Complete guide to backup deduplication
A comprehensive collection of articles, videos and more, hand-picked by our editors
For space reclamation and capacity optimization, deduplication is a powerful tool -- as long as you use the right method. In his Storage Decisions New York session, "Attack of the Killer Capacity," Taneja Group analyst Mike Matchett discussed the benefits of compression and deduplication, and how the two differ from each other.
"Not all deduplication is equal," Matchett said. "You can get different deduplication ratios, and it's worth testing out."
Inline deduplication reduces the number of copies of data before or while it is being written to a device.
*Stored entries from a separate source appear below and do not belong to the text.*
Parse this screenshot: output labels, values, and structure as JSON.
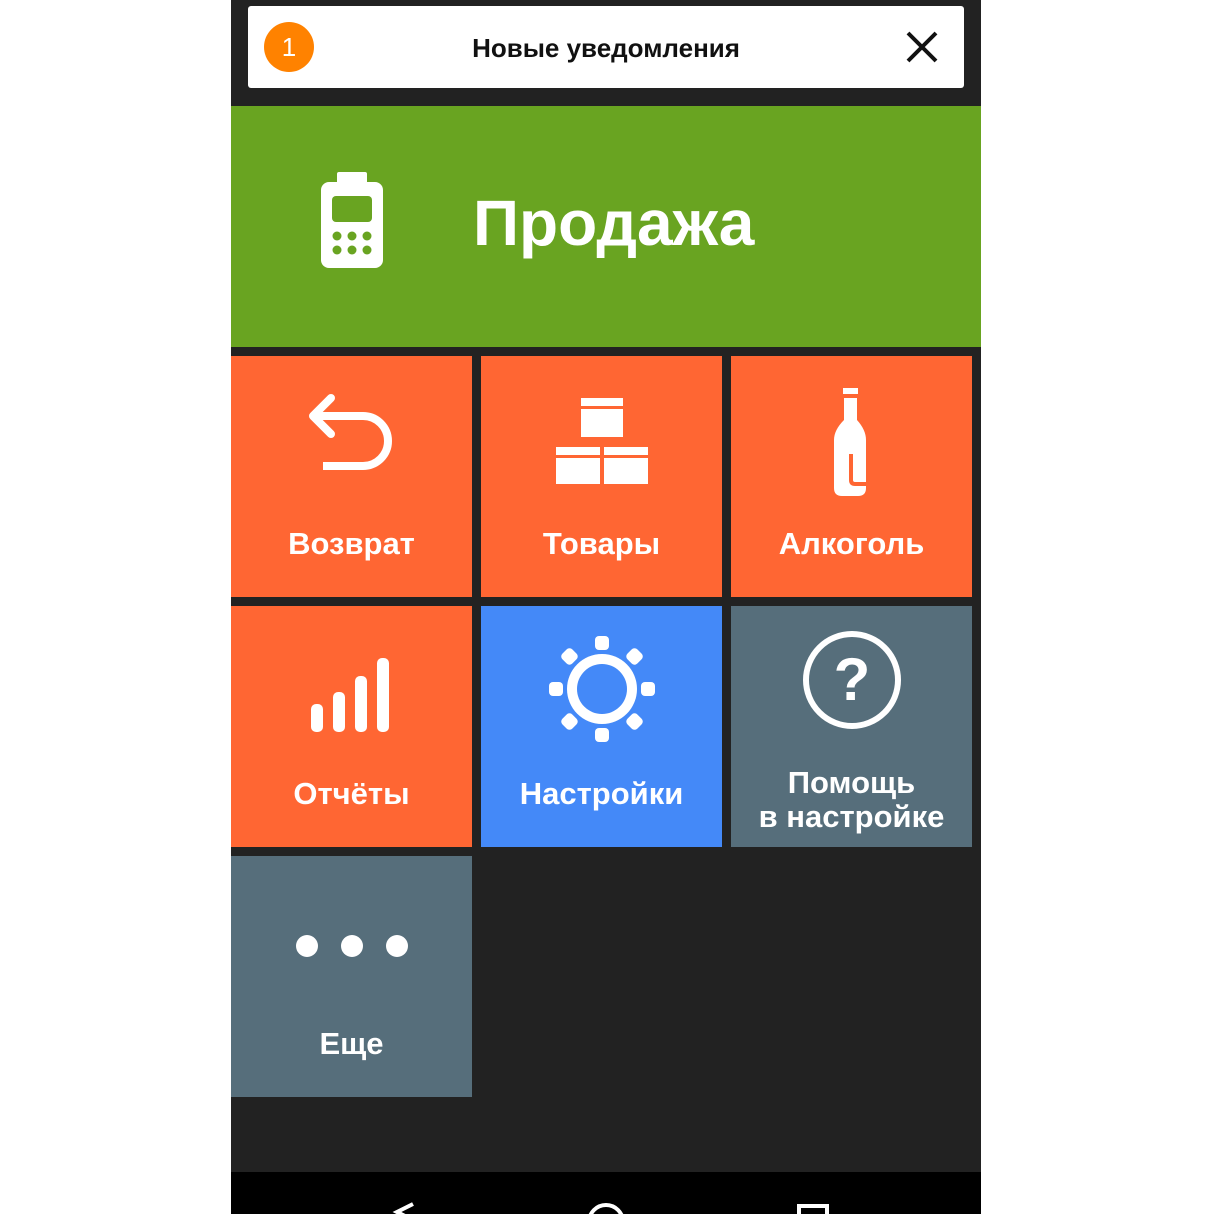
{
  "notification": {
    "count": "1",
    "title": "Новые уведомления",
    "close_icon": "close-icon",
    "badge_color": "#ff8200"
  },
  "sale": {
    "label": "Продажа",
    "icon": "cash-register-icon",
    "color": "#69a421"
  },
  "tiles": [
    {
      "label": "Возврат",
      "icon": "return-arrow-icon",
      "color": "#ff6633"
    },
    {
      "label": "Товары",
      "icon": "boxes-icon",
      "color": "#ff6633"
    },
    {
      "label": "Алкоголь",
      "icon": "bottle-icon",
      "color": "#ff6633"
    },
    {
      "label": "Отчёты",
      "icon": "bar-chart-icon",
      "color": "#ff6633"
    },
    {
      "label": "Настройки",
      "icon": "gear-icon",
      "color": "#4489f8"
    },
    {
      "label_line1": "Помощь",
      "label_line2": "в настройке",
      "icon": "help-icon",
      "color": "#566e7b"
    },
    {
      "label": "Еще",
      "icon": "more-dots-icon",
      "color": "#566e7b"
    }
  ],
  "navigation": {
    "back_icon": "back-icon",
    "home_icon": "home-icon",
    "recents_icon": "recents-icon"
  }
}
This has the benefit of allowing the backup to only have to support the final, necessary data, but can slow down the backup process.
Post-process dedupe, the alternative, does not eliminate the extraneous data until after it has been backed up. "So, if you're not aware of that, this can be done once you have the data landed," explained Matchett. "A scavenger process comes around behind and finds opportunities to deduplicate."
When it comes to compression, Matchett addressed the idea that compression and deduplication might be the "same thing." While he admitted that the two are technically similar, they perform different tasks. "But they work differently in practice, so compression looks at your file and makes it smaller and then you go and you can dedupe it," explained Matchett.
If you're looking for products that will aid capacity management, Matchett mentioned a number of vendors offering capacity management tools you might need, including ExtremeIO, Kaminario and RainStor. "You're going to do thin provisioning, dedupe and compression," said Matchett. "These are becoming sort of these basic check marks now for all kinds of storage that you're going to find."